じつは高齢者だけの問題ではない孤独死の状況
内閣府の「平成30年版高齢社会白書」によれば、2017年時点での日本の総人口のうち、65歳以上人口は3,515万人で、総人口に占める65歳以上人口の割合(高齢化率)は27.7%となっています。もはや3.6人に1人が高齢者という社会です。
高齢化社会の問題の一つが孤独死(誰にも看取られることなく亡くなったあとに発見される死)です。東京都監察医務院のデータによると、東京23区内における独居老人の死亡者数は2015年に3,127人で、その数は増加傾向にあります。

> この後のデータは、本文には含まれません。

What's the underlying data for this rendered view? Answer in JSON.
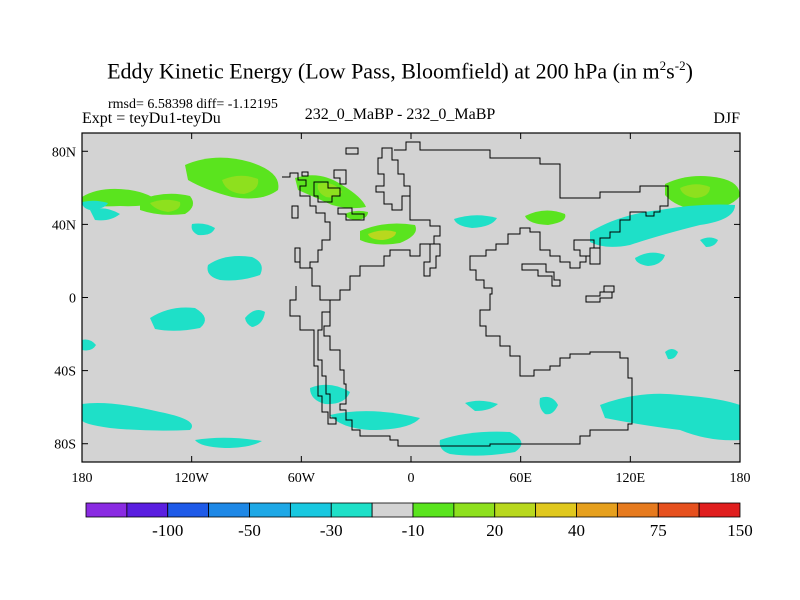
{
  "title": {
    "main": "Eddy Kinetic Energy (Low Pass, Bloomfield) at 200 hPa (in m",
    "sup1": "2",
    "mid": "s",
    "sup2": "-2",
    "close": ")"
  },
  "stats": "rmsd= 6.58398 diff= -1.12195",
  "expt": "Expt = teyDu1-teyDu",
  "case_label": "232_0_MaBP - 232_0_MaBP",
  "season": "DJF",
  "colors": {
    "map_bg": "#d3d3d3",
    "land_outline": "#000000",
    "palette": [
      "#8a2be2",
      "#5a1ee0",
      "#1e5ae8",
      "#1e88e6",
      "#1ea8e6",
      "#18c8e0",
      "#1ee0c8",
      "#d3d3d3",
      "#5ae41e",
      "#8ee01e",
      "#b8d81e",
      "#e0c81e",
      "#e6a01e",
      "#e67a1e",
      "#e6501e",
      "#e01e1e"
    ]
  },
  "chart_data": {
    "type": "heatmap",
    "title": "Eddy Kinetic Energy (Low Pass, Bloomfield) at 200 hPa (in m^2 s^-2)",
    "variable": "EKE difference",
    "level_hPa": 200,
    "units": "m2 s-2",
    "rmsd": 6.58398,
    "diff": -1.12195,
    "x_axis": {
      "range": [
        -180,
        180
      ],
      "ticks": [
        -180,
        -120,
        -60,
        0,
        60,
        120,
        180
      ],
      "tick_labels": [
        "180",
        "120W",
        "60W",
        "0",
        "60E",
        "120E",
        "180"
      ]
    },
    "y_axis": {
      "range": [
        -90,
        90
      ],
      "ticks": [
        -80,
        -40,
        0,
        40,
        80
      ],
      "tick_labels": [
        "80S",
        "40S",
        "0",
        "40N",
        "80N"
      ]
    },
    "colorbar": {
      "label_values": [
        "-100",
        "-50",
        "-30",
        "-10",
        "20",
        "40",
        "75",
        "150"
      ],
      "n_colors": 16
    },
    "regions": [
      {
        "name": "N Pacific west",
        "sign": "positive",
        "level": 20,
        "lon": -165,
        "lat": 52
      },
      {
        "name": "N Pacific mid",
        "sign": "positive",
        "level": 30,
        "lon": -140,
        "lat": 49
      },
      {
        "name": "N America jet",
        "sign": "positive",
        "level": 35,
        "lon": -92,
        "lat": 62
      },
      {
        "name": "N Atlantic",
        "sign": "positive",
        "level": 35,
        "lon": -53,
        "lat": 60
      },
      {
        "name": "Mediterranean",
        "sign": "positive",
        "level": 35,
        "lon": -17,
        "lat": 33
      },
      {
        "name": "Central Asia",
        "sign": "positive",
        "level": 20,
        "lon": 75,
        "lat": 42
      },
      {
        "name": "NW Pacific",
        "sign": "positive",
        "level": 30,
        "lon": 160,
        "lat": 56
      },
      {
        "name": "Tropical Pacific",
        "sign": "negative",
        "level": -10,
        "lon": -95,
        "lat": 12
      },
      {
        "name": "Southern Ocean",
        "sign": "negative",
        "level": -10,
        "lon": 140,
        "lat": -70
      }
    ]
  }
}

また、日本少額短期保険協会の「第4回 孤独死現状レポート」によれば、
・孤独死の平均年齢は男女とも61歳
・男女の人数比率はおよそ8:2
・高齢者に満たない年齢での孤独死の割合は5割を超え、60歳未満の現役世代は男女ともに約4割を占める
という事実が明らかになっています。孤独死は高齢者に限ったことではないのです。
単身世帯も増えつつあり、孤独死は今後も増えていくことになるでしょう。不動産オーナーにとっては、避けては通れない課題です。
孤独死が起こった場合、物件にどんな影響があるか
では実際に孤独死があった場合、物件にはどんな影響が発生するでしょうか。日本少額短期保険協会のレポートによれば、残置物処理費用と原状回復費用の平均・最大・最小額は以下の通りとなっています。
残置物処理費用 | 原状回復費用 | |
平均額 | 214,120円 | 361,392円 |
最大額 | 1,781,595円 | 4,158,000円 |
最小額 | 1,080円 | 5,400円 |
平均では残置物処理と原状回復合わせて50万円ほどですが、最大では数百万円かかるケースもあるということです。費用の差は、居住者が亡くなってからの発見日数により大きく異なります。当然ながら発見が遅れれば遅れるほど、受ける損害は大きくなります。
また、孤独死が起こった部屋はいわゆる「事故物件」として入居希望者から敬遠される傾向にあり、家賃を下げて募集する必要が出てきます。上記の費用とは別に、値下げによる損失を被ることになります。
孤独死対策としての保険
では、孤独死による被害をどのように回避すればよいのでしょうか。第一の選択肢として挙げられるのは、孤独死保険です。ニーズの増加により孤独死保険もラインアップが充実してきています。オーナーが加入する商品のうち、いくつかをピックアップしました。
アイアル少額短期保険「無限社会のお守り」
賃貸住宅戸室内で孤独死・自殺・犯罪死が発生した場合、
【1】 家賃保証保険金(1事故あたり200万円、12か月分限度)
【2】 原状回復費用保険金(100万円を限度)
【3】 事故見舞金(原状回復費用保険金の支払い事由に該当しないとき、5万円)
が支払われる。
あそしあ少額短期保険「大家の味方」修理費用担保特約
火災、風災、水災などの事故に対応する保険で、特約を付帯することで、戸室内で入居者が死亡した場合に、戸室の修理費用を300万円まで補償するほか、最大50万円の臨時費用保険金が支払われる。
三井住友海上「GK すまいの保険(家庭用火災保険)」家主費用特約
火災保険に特約を付帯することで、賃貸住宅内での死亡事故発生に伴う空室期間、家賃値引き期間分の家賃収入の損失や、清掃、脱臭、遺品整理等にかかる費用を補償する。
孤独死のみを対象とする単独型の保険もあれば、火災保険の特約として付けるタイプのものもあります。またこれら以外に、借主が契約するものもあります。さまざまなタイプがあるので、オーナーは自分の物件に合ったものを選ぶとよいでしょう。
保険以外の対策はある?
孤独死保険で損害がある程度カバーできても、孤独死そのものを防ぐことはできません。孤独死を防ぐにはさらに別の手立ても必要です。大規模な物件のオーナーであれば、居住者向けイベントを開くなどしてコミュニティの充実を図るというのも、効果的な策となります。
それほど大規模の物件でないなら、外部サービスの利用を検討してもいいでしょう。たとえば、自治体や郵便局、NPO法人等による安否確認サービス、民間企業による見守りサービスなどが考えられます。ただし、費用面や入居者のプライバシーの問題もあり、不動産オーナーがどこまで踏み込めるかは難しいところです。